Il Gomitolo


Fiabe e racconti

Quando non te l'aspetti

Racconto scritto da don Nereo

Un distinto signore si era inerpicato su un cucuzzolo della montagna, sopra a Valternigo in val di Cembra, una mattina estiva. Era fuggito dalla baraonda della città e dei suoi interminabili impegni commerciali.

Arrivò sul colle, ansante e si stupì di vedere una bianca chiesetta incorniciata dai pini.

Per trovare un momento di calma, aveva infilato l'auto in quelle stradine fino a doversi arrestare tra il crocchio di case. Aveva imboccato l'unico sentiero che aveva visto ed era finito in quella piccola radura sconnessa dove sorgeva la chiesetta.

Respirò ad ampie boccate l'aria che sapeva di resina e di solitudine. Curiosamente, si accostò alla scura, bassa e massiccia porta della chiesa. Spinse. Trovò aperto ed entrò. Nella fresca e un po' umida ombra, vide qualche banco scuro, un altare modesto, due candelieri sopra la tovaglia orlata con pizzo. Sedette e pensò all'affanno dei lavori lasciati a valle per qualche ora; sentì sedersi accanto, quasi fisicamente, la pace e pensò che Dio non dovesse essere tanto diverso. Quante corse nella sua vita, quanti impegni, quante preoccupazioni per affari, soldi, questioni e persone.

Lo distrasse un fitto cinguettio sul davanzale di una finestra.

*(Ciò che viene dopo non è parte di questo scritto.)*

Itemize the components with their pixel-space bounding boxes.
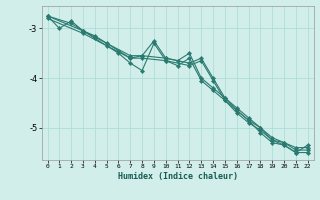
X-axis label: Humidex (Indice chaleur): Humidex (Indice chaleur) bbox=[118, 172, 237, 181]
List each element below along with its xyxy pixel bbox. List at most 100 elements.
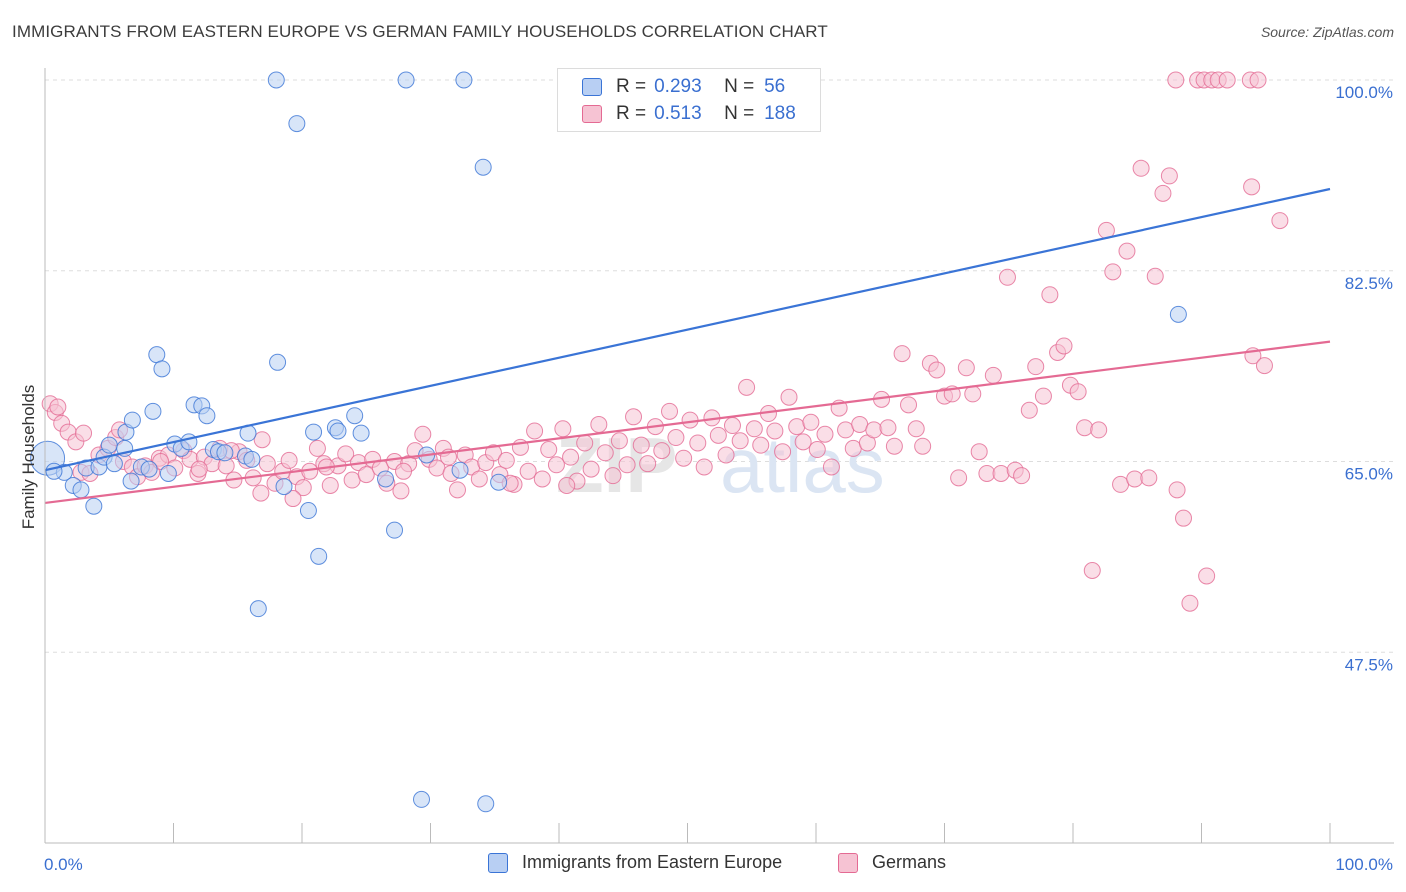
german-point [1168, 481, 1186, 499]
german-point [822, 458, 840, 476]
german-point [562, 448, 580, 466]
german-point [1020, 401, 1038, 419]
immigrant-point [490, 473, 508, 491]
x-tick-label-min: 0.0% [44, 855, 83, 874]
german-point [675, 449, 693, 467]
german-point [885, 437, 903, 455]
german-point [625, 408, 643, 426]
immigrant-point [249, 600, 267, 618]
german-point [738, 378, 756, 396]
german-point [590, 415, 608, 433]
german-point [639, 455, 657, 473]
german-point [321, 476, 339, 494]
legend-swatch-pink [838, 852, 858, 873]
german-point [1118, 242, 1136, 260]
immigrant-point [45, 462, 63, 480]
german-point [794, 433, 812, 451]
german-point [816, 425, 834, 443]
german-point [576, 434, 594, 452]
german-point [1104, 263, 1122, 281]
german-point [1090, 421, 1108, 439]
german-point [554, 420, 572, 438]
german-point [75, 424, 93, 442]
german-point [717, 446, 735, 464]
german-point [978, 464, 996, 482]
german-point [1146, 267, 1164, 285]
immigrant-point [275, 478, 293, 496]
immigrant-point [1169, 305, 1187, 323]
german-point [851, 415, 869, 433]
german-point [1271, 212, 1289, 230]
german-point [294, 479, 312, 497]
german-point [689, 434, 707, 452]
immigrant-point [122, 472, 140, 490]
legend-swatch-blue [582, 78, 602, 96]
germans-points [41, 71, 1289, 612]
german-point [470, 470, 488, 488]
immigrant-point [144, 402, 162, 420]
german-point [1198, 567, 1216, 585]
german-point [610, 432, 628, 450]
german-point [914, 437, 932, 455]
german-point [1132, 159, 1150, 177]
german-point [343, 471, 361, 489]
german-point [1167, 71, 1185, 89]
german-point [392, 482, 410, 500]
immigrant-point [397, 71, 415, 89]
german-point [1055, 337, 1073, 355]
german-point [681, 411, 699, 429]
n-label: N = [724, 76, 755, 97]
german-point [280, 451, 298, 469]
german-point [1154, 184, 1172, 202]
german-point [964, 385, 982, 403]
german-point [780, 388, 798, 406]
german-point [618, 456, 636, 474]
german-point [448, 481, 466, 499]
german-point [879, 419, 897, 437]
german-point [950, 469, 968, 487]
trend-lines [44, 187, 1331, 505]
german-point [667, 429, 685, 447]
german-point [484, 444, 502, 462]
immigrant-point [198, 407, 216, 425]
immigrant-point [346, 407, 364, 425]
german-point [190, 460, 208, 478]
immigrant-point [386, 521, 404, 539]
german-point [752, 436, 770, 454]
german-point [1160, 167, 1178, 185]
german-point [900, 396, 918, 414]
german-point [766, 422, 784, 440]
german-point [661, 402, 679, 420]
immigrant-point [329, 422, 347, 440]
y-tick-label: 47.5% [1345, 655, 1393, 674]
legend-item-germans[interactable]: Germans [838, 852, 946, 873]
german-point [1249, 71, 1267, 89]
immigrant-point [105, 455, 123, 473]
german-point [802, 413, 820, 431]
legend-item-immigrants[interactable]: Immigrants from Eastern Europe [488, 852, 782, 873]
n-value: 56 [764, 76, 786, 97]
y-tick-label: 82.5% [1345, 274, 1393, 293]
german-point [957, 359, 975, 377]
correlation-legend: R = 0.293 N = 56 R = 0.513 N = 188 [557, 68, 821, 132]
immigrant-point [455, 71, 473, 89]
german-point [653, 442, 671, 460]
series-legend: Immigrants from Eastern Europe Germans [0, 852, 1406, 878]
immigrant-point [413, 790, 431, 808]
y-tick-label: 100.0% [1335, 83, 1393, 102]
german-point [695, 458, 713, 476]
immigrant-point [352, 424, 370, 442]
german-point [998, 268, 1016, 286]
german-point [1181, 594, 1199, 612]
german-point [533, 470, 551, 488]
immigrant-point [269, 353, 287, 371]
immigrant-point [267, 71, 285, 89]
german-point [1076, 419, 1094, 437]
germans-trend-line [44, 340, 1331, 505]
german-point [808, 441, 826, 459]
german-point [1083, 562, 1101, 579]
german-point [253, 431, 271, 449]
german-point [844, 439, 862, 457]
german-point [582, 460, 600, 478]
german-point [928, 361, 946, 379]
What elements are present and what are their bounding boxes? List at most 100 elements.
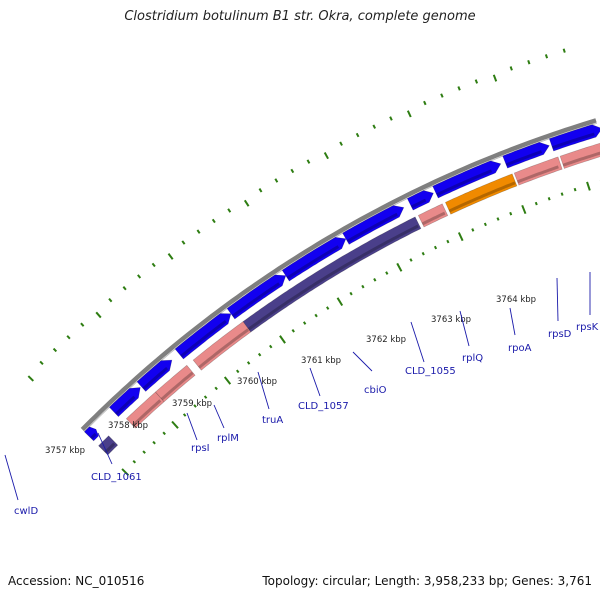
gene-label: rpsK: [576, 322, 599, 333]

Un passerotto pigolava frenetico, battendo le ali ancora troppo deboli e spoglie per volare. Tendeva il collo e la testolina. Ed ecco la madre... e lo imbeccava. Ora il piccolo taceva, mentre la madre volava via per trovare altro cibo...

Quel signore aveva seguito la scena. Pensava a ciò che l'aveva nutrito finora nella vita troppo piena di cose e preoccupata. Ora, qui, sentiva il bisogno di un cibo troppo raro: calma, pace, pensiero della vita e dell'eterno, Dio piuttosto accantonato... Senza vergogna, si accorse di piangere, ciò che non gli capitava da una vita. Sentì che la pace sedutagli accanto prendeva corpo e gli diceva: «Figlio». Ora, in quella quiete, si sentiva imbeccato come l'uccellino accoccolato e sazio sul davanzale.

Rimase a lungo in quella solitudine così popolata di voci appena sussurranti o silenziose: un altare che si riempiva di desideri sepolti in fondo all'anima, due candele spente che avrebbe voluto incendiare più del sole, banchi vuoti che si affollavano di figure di familiari, colleghi e sconosciuti sorridenti; l'ombra intensa dei pini oltre le finestre e la leggera brezza che sbirciava dalla porta socchiusa. E la sua fame di qualcosa di ignoto veniva saziata lentamente da un pensiero: la vita è un gran dono; un unico contenitore da riempire. Di che cosa? Di cose buone, molte di esse diverse da quelle che finora erano state la sua occupazione.

Il signore lentamente si alzò, lasciò sull'altare povero e spoglio una lunga preghiera; uscì quasi di malavoglia. Dopo un'ultima occhiata alla chiesetta bianca, quasi un saluto al suo segreto ospite di quei ricchi minuti, imboccò il sentiero, scendendo con passo leggero, come ringiovanito.

Forse la sua vita domani sarebbe stata un po' diversa.